9 bodies unclaimed in Fresno massacre

Coroner pleads for relatives to help ID victims

San Francisco Chronicle/March 15, 2004
By Meredith May and Demian Bulwa

Fresno -- Coroners performing autopsies on the nine victims of a family massacre pleaded Sunday for the surviving mothers and relatives to come forward to help identify the bodies that were found entangled and piled atop one another.

Without assistance from the next of kin, Fresno County Coroner Lori Cervantes said her deputies are struggling to determine the identities of the two slain women and seven young children who lived with the sole suspect in the slayings, Marcus Delon Wesson.

"One woman called our office this morning claiming to be a mother, but she refused to say who she was and hung up," Cervantes said.

Coroner's deputies completed autopsies on four victims Sunday, all of whom had been shot. The other five appear to have died in the same manner within hours of one another, Cervantes said. The toll includes six females ages: 24, 17, 8, 7 and two 1-year-olds; and three boys: 7, 4, and 1.

Investigators made no statements Sunday, leaving open the question of when the killings occurred. Neighbors said they heard gunshots during a two- hour standoff Friday that ended with Wesson emerging from the West Hammond Avenue home with his clothes bloodied.

While Wesson, 57, sits in Fresno County Jail on $9 million bail awaiting arraignment on nine murder counts, authorities are trying to sort out the possibly polygamous and incestuous web of relationships he maintained with his female housemates.

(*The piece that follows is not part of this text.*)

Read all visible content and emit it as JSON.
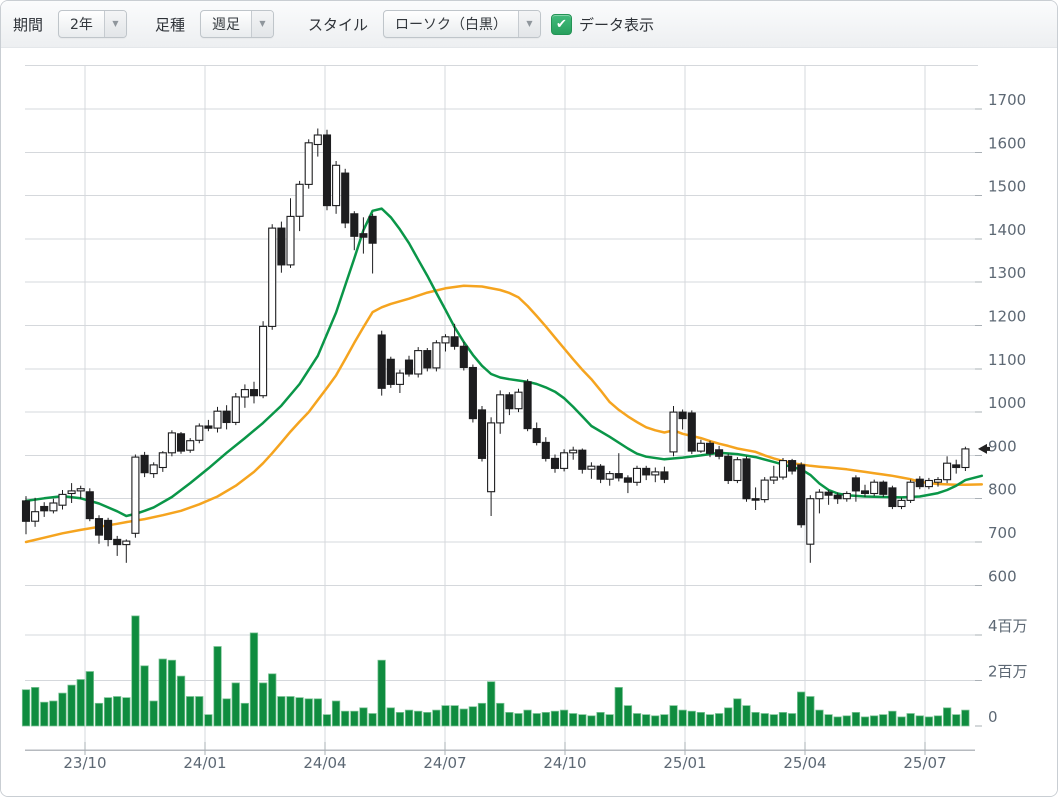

Fresno Police Chief Jerry Dyer said Wesson apparently is the father of all the victims, and may have fathered two of the victims with his daughters. Police are looking for possible ties to a cult, after interviewing neighbors who described a secretive family who stacked 10 empty caskets in the home and rarely ventured outside. Many neighbors said they were surprised to learn that toddlers and babies lived at the home, because they said they had never seen them playing outside.

On the few occasions when the women were spotted outside the home, they were wearing long dark skirts and veils, neighbors said.

Police were alerted to the house Friday by two women who said Wesson had custody of their children through an informal arrangement, and they were having trouble reclaiming their kids.

Coroner's deputies are trying to find mothers of the children by scanning through birth certificates in the Fresno County Office of Vital Statistics.

"The police department has been doing the lion's share of talking to family members, but we're at the point where we need to talk to (the mothers) as well to solidify in our minds who these victims are," Cervantes said.

She estimated it will take a few more days to finish the remaining five autopsies. She will release the victims' names once their identities have been established.

Neighbors and others who came into contact with the Wesson clan said they always thought something was amiss.

Frank Muna, an attorney who sold his historic Fresno home on Cambridge Avenue to five women who lived with Wesson, said each time he visited, Wesson appeared to be romantic with a different woman.

"I started noticing they were all intimate with each other. Marcus would have his arm around the tall one one time, and be sitting close with (another one) another time," he said.

The family silence following the deaths does not surprise cult expert Janja Lalich, a sociology professor at California State University at Chico and author of "Women Under the Influence: A Study of Women's Lives in Totalist Groups."

Mothers may be keeping silent because they are afraid of Wesson's power, she said.

"Who knows what sort of fears he may have instilled in them over the years," she said, noting that the empty caskets may have been a scare tactic.

"He could still harm them -- he's still alive. They may also be afraid of being implicated in the crime."

Women who fall into the clutch of charismatic male leaders are often from upper-class, educated backgrounds -- counter to common assumptions, she said.

"In a lot of these situations, women are following social messages that they are supposed to fall in love with a man who will be their guide and master. But what keeps them in the cult is usually the peer pressure of the other women," she said.

Many cult watchers are drawing similarities between the Fresno case and the Marin group known as "The Family," where in 2001 a toddler died of starvation under the care of a patriarch and five women. Winifred Wright fathered 13 children with the women, one of whom was a Xerox Corp. heir.

"The tendency is to write these women off, but very rarely are they insane," Lalich said.

As Fresno police removed brown grocery bags of clothing and personal items from the murder scene on Sunday, mourners came by to add teddy bears and candles to a growing shrine outside the home.

Fresno grocery clerk Sheila Manley, 46, said Wesson was a familiar figure in town, with his hair matted into one large dreadlock. She was at the crime scene on Friday.

"When I saw them bring those babies out in those blankets, I started crying. It made me want to go get my grandkids and play with them. Whatever this man gets, he deserves," she said.

Visiting the Wesson home was a family event for 23-year-old Josh Burrus of Fresno, his wife, sister, mother, his 3-year-old girl and baby boy.

He remembered seeing Wesson playing cards at the since-shuttered Diamond Sports Bar and Casino in town when he worked there as a guard in 2002.

"I'm shocked, very angry and disturbed, actually," he said.

His mother, Linda Jaurique, was more blunt.

"What a coward -- he should have just killed himself. Don't kill innocent kids."